O GLOBO - 09/09
A reclamação de ministros do Supremo de que o revisor Ricardo Lewandowski está encompridando desnecessariamente seus votos, fazendo com que o julgamento possa entrar por novembro adentro, não está relacionada apenas à possibilidade de o presidente do STF, Ayres Britto, ter que se aposentar sem poder participar da discussão da dosimetria das penas.
O perigo maior está em que a parte final do julgamento seja atrasada pela nomeação de dois novos ministros, o que levará a que eventuais penas de condenados sejam adiadas por prazo indeterminado devido a embargos da defesa, que seriam analisados por um plenário diferente do atual.
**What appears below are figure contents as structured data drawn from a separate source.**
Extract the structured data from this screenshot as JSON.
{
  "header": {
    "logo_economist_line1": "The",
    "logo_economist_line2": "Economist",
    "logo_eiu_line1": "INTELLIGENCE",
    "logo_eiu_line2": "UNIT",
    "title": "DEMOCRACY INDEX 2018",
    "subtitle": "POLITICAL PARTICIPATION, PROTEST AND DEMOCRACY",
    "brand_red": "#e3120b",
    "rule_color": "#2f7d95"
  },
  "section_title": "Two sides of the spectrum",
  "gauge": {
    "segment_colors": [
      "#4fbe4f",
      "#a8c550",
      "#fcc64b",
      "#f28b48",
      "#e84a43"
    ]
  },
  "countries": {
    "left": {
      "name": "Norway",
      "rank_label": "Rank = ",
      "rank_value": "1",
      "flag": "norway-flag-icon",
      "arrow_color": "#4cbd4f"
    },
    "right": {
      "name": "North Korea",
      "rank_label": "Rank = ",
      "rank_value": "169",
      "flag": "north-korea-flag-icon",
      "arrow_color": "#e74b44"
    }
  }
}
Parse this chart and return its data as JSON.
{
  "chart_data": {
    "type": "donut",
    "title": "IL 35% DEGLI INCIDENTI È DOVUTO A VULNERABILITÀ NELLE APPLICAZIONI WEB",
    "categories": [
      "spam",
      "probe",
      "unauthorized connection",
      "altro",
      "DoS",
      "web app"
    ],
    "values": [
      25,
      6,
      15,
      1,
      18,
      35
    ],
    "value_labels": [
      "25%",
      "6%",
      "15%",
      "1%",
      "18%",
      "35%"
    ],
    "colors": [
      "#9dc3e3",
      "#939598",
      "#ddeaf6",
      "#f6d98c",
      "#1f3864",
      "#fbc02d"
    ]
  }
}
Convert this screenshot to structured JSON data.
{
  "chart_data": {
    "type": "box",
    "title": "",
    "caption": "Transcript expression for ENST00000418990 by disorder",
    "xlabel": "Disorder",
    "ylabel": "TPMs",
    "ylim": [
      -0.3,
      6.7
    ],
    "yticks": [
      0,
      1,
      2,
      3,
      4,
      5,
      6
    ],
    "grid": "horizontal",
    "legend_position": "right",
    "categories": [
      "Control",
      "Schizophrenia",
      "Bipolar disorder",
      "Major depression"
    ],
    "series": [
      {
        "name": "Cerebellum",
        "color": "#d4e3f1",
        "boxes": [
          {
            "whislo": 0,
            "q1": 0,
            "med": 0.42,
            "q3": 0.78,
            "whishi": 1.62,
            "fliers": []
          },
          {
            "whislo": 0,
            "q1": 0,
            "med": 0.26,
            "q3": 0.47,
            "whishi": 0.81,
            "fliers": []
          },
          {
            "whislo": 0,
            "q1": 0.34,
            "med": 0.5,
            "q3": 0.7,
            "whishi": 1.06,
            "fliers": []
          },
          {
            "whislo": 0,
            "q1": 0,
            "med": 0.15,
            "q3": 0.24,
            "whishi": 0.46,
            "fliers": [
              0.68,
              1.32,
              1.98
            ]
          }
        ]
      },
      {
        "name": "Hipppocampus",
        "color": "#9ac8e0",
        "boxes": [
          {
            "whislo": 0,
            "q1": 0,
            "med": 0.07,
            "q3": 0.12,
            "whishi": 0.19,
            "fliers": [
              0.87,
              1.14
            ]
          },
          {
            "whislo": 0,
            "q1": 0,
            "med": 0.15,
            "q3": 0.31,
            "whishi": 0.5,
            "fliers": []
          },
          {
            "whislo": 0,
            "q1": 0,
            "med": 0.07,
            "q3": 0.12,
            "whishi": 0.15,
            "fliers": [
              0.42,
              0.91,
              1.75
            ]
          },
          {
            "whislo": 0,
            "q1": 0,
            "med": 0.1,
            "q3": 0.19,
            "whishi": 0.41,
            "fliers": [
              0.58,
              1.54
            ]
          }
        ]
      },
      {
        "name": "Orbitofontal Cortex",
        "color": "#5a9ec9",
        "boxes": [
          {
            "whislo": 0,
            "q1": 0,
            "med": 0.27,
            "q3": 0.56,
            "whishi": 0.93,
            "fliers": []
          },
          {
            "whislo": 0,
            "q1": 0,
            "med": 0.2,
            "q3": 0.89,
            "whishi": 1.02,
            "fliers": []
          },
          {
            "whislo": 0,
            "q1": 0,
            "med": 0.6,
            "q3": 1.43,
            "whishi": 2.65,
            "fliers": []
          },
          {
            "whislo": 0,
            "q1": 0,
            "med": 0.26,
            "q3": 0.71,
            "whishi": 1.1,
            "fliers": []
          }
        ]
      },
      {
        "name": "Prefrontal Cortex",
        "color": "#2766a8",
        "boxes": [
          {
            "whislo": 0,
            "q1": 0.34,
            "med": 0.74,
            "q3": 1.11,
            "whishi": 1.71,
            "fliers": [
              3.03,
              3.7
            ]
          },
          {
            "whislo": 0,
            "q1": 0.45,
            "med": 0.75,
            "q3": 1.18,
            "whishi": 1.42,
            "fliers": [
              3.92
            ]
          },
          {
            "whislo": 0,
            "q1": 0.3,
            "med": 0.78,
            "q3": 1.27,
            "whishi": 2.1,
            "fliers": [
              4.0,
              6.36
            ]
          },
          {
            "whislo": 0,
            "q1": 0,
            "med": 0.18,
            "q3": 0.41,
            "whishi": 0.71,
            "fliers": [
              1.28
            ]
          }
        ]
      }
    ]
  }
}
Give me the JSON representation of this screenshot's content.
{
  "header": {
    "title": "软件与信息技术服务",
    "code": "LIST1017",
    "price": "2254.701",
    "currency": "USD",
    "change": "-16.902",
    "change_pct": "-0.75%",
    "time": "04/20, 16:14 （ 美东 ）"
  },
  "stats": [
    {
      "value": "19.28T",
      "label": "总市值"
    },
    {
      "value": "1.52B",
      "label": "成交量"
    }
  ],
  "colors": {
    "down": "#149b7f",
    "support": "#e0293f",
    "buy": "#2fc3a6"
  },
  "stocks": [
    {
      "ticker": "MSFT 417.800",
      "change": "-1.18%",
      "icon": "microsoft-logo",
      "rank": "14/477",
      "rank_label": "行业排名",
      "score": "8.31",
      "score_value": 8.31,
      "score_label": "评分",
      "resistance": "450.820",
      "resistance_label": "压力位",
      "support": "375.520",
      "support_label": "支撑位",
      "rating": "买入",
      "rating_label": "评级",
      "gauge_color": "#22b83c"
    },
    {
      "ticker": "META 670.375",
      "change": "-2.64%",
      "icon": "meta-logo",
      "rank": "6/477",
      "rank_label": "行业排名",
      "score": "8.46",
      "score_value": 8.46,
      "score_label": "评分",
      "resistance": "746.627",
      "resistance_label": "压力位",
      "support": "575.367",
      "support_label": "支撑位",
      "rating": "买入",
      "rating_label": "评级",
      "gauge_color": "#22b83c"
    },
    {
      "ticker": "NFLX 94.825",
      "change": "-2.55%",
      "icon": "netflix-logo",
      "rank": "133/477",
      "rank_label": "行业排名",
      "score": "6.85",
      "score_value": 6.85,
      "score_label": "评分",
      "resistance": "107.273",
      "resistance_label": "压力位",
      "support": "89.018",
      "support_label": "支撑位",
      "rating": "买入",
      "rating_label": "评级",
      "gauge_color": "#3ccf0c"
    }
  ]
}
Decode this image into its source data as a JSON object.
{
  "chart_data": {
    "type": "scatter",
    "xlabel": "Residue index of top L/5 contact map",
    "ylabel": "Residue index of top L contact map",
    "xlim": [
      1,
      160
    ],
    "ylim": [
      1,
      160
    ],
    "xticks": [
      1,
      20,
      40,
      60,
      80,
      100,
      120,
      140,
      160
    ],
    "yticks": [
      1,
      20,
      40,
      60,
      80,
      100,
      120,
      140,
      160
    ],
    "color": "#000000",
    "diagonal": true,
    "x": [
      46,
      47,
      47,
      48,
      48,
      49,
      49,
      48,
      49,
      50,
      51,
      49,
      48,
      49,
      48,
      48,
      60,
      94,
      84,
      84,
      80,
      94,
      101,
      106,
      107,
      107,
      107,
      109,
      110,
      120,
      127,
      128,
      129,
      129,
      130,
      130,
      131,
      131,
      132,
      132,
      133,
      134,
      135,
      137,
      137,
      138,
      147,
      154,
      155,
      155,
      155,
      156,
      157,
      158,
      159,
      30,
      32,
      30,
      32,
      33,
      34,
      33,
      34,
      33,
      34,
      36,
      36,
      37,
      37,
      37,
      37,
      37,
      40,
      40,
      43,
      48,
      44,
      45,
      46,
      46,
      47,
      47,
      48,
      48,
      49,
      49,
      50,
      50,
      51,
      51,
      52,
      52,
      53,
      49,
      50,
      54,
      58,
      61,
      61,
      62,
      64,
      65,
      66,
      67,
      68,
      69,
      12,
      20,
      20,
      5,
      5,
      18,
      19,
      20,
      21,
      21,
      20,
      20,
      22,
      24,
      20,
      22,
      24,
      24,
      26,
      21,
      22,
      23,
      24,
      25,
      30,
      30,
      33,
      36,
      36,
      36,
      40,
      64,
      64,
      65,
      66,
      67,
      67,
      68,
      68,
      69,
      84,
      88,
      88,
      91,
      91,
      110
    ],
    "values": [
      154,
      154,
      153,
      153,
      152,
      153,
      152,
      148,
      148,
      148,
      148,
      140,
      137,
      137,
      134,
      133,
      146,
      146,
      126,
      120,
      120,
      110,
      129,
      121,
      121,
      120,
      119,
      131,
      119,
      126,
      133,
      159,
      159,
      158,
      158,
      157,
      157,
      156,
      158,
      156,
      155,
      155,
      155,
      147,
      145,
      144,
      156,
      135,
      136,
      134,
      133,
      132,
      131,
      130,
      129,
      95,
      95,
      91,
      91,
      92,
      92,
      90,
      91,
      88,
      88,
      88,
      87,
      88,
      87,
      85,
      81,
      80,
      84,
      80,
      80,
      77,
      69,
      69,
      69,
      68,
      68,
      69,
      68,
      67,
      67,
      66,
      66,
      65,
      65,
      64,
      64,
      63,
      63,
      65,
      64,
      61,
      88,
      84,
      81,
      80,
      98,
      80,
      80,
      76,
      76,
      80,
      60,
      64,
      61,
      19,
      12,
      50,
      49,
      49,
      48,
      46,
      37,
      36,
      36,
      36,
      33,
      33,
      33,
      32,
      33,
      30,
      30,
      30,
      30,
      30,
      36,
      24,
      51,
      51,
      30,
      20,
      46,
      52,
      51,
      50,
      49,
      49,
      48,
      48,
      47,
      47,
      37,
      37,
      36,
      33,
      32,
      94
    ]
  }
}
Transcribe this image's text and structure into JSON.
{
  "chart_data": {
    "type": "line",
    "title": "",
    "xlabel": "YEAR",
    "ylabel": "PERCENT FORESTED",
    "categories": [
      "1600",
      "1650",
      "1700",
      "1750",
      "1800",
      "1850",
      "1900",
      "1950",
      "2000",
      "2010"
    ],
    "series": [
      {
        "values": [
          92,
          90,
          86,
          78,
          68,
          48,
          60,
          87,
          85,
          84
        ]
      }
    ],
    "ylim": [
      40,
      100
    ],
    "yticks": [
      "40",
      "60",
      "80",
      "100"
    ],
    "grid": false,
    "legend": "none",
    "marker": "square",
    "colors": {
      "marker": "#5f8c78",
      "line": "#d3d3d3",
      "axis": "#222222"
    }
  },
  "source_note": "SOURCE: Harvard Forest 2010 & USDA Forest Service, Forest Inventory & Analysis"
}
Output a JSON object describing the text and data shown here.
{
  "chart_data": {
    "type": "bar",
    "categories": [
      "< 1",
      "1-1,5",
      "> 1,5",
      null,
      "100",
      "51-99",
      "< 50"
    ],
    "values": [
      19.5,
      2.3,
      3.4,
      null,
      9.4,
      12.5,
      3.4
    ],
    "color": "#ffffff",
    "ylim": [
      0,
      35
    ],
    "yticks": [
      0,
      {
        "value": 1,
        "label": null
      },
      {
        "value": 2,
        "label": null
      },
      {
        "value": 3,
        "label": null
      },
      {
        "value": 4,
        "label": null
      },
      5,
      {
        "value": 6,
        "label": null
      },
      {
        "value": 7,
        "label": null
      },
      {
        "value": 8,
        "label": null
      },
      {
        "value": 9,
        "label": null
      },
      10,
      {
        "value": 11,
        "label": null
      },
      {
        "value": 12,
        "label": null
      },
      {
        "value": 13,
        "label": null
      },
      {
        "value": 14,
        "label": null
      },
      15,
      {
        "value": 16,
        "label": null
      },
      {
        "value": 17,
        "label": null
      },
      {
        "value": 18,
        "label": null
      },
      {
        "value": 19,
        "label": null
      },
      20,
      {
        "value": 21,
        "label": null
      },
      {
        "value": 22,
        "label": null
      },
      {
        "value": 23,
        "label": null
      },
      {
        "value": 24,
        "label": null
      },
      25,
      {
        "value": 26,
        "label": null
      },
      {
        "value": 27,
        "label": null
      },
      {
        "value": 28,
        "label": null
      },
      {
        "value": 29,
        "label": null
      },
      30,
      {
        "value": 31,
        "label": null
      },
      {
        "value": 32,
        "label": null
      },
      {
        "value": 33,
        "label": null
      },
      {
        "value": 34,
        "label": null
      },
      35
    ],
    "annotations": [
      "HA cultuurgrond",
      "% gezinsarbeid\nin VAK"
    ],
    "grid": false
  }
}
Os "embargos infringentes" só podem ser apresentados caso o condenado tenha pelo menos quatro votos pela absolvição, pedindo que o processo seja revisto, mas os "embargos de declaração" podem ser feitos a qualquer pretexto, para esclarecimentos de detalhes do acórdão, com a decisão final do STF.
Entre a decisão e a publicação, podem se passar seis meses, como no exemplar caso do deputado federal Natan Donadon, do PMDB de Rondônia, condenado pelo STF a 13 anos de prisão em outubro de 2010 e que continua no exercício do mandato, pois o "embargo de declaração" ainda não foi julgado.
Há outros casos de políticos condenados que permanecem sem cumprir a pena devido a recursos ao STF. O fato de o deputado federal João Paulo Cunha estar ameaçado de ser condenado à perda de mandato evitará que ele continue na Câmara, mas os embargos podem adiar a aplicação das penas.
É quase certo, portanto, que o ministro Ayres Britto tenha que se aposentar antes do final desse tortuoso processo, e o relator Joaquim Barbosa assuma a presidência do STF, uma garantia de que o processo continuará a andar dentro dos mesmos critérios atuais.
Também o novo relator deve ser um dos ministros que já estão atuando, o que, em tese, fará com que não necessite de tempo para se inteirar do processo.
Mas os embargos serão analisados por um plenário diferente do atual, o que pode favorecer alguma mudança de julgamento, ou pelo menos retardar mais ainda o cumprimento das penas.
Nos bastidores de setores petistas que estão sendo punidos pela marcha do julgamento, há um movimento para que a presidente Dilma nomeie ministros ideologicamente ligados ao partido.
A revolta que vem causando nos petistas a atuação da maioria dos ministros no julgamento do mensa-lão se deve ao fato de que, a começar pelo próprio ex-presidente Lula, uma parte ponderável deles considera uma "traição" que ministros indicados por governos petistas possam condenar ações partidárias que consideram, no máximo, parte do que chamam de "luta política".
O ex-presidente teria comentado com amigos que nomeara ministros "sem biografia’,’ que estariam agora querendo marcar suas posições no julgamento. Certamente não se referia a Toffoli, o de biografia menos relevante entre os ministros atuais.
Dos 11 ministros, nada menos que 8 foram nomeados por Lula ou Dilma. Desses, apenas dois — o revisor Ricardo Lewandowski e Dias Toffoli — têm votado de acordo com a tese oficial, de que o que houve foi apenas caixa 2 eleitoral. Mesmo assim, nenhum dos dois assumiu até agora uma versão final para os fatos, apenas revelando em seus votos a tendência de separar o desvio de dinheiro público, que condenaram, e o uso político desse mesmo dinheiro.
A reação raivosa de setores petistas, como a do próprio presidente do partido, Rui Falcão, homem de confiança do ex-ministro José Dirceu, tem levado a especulações sobre a próxima escolha de novos dois ou três integrantes do STF a ser feita por Dilma, para substituir Cezar Peluso que já se aposentou, Ayres Britto que sai em novembro, e talvez Celso de Mello, que anunciou tendência a antecipar sua aposentadoria ao fim do julgamento do mensalão.
Esses setores obscurantistas do PT querem que as futuras nomeações de Dilma se assemelhem mais ao perfil de Toffoli do que ao de Luis Fux ou ao de Rosa Weber, os dois indicados pela presidente, que têm sido bastante duros em suas decisões até agora.
O que deveria ser motivo de orgulho para um governo democrático, a independência de ministros do STF, passa a ser uma afronta política. Resta ver agora se Dilma está arrependida de seus critérios de nomeação. Seus dois nomeados estão entre os que deram até agora votos mais sólidos.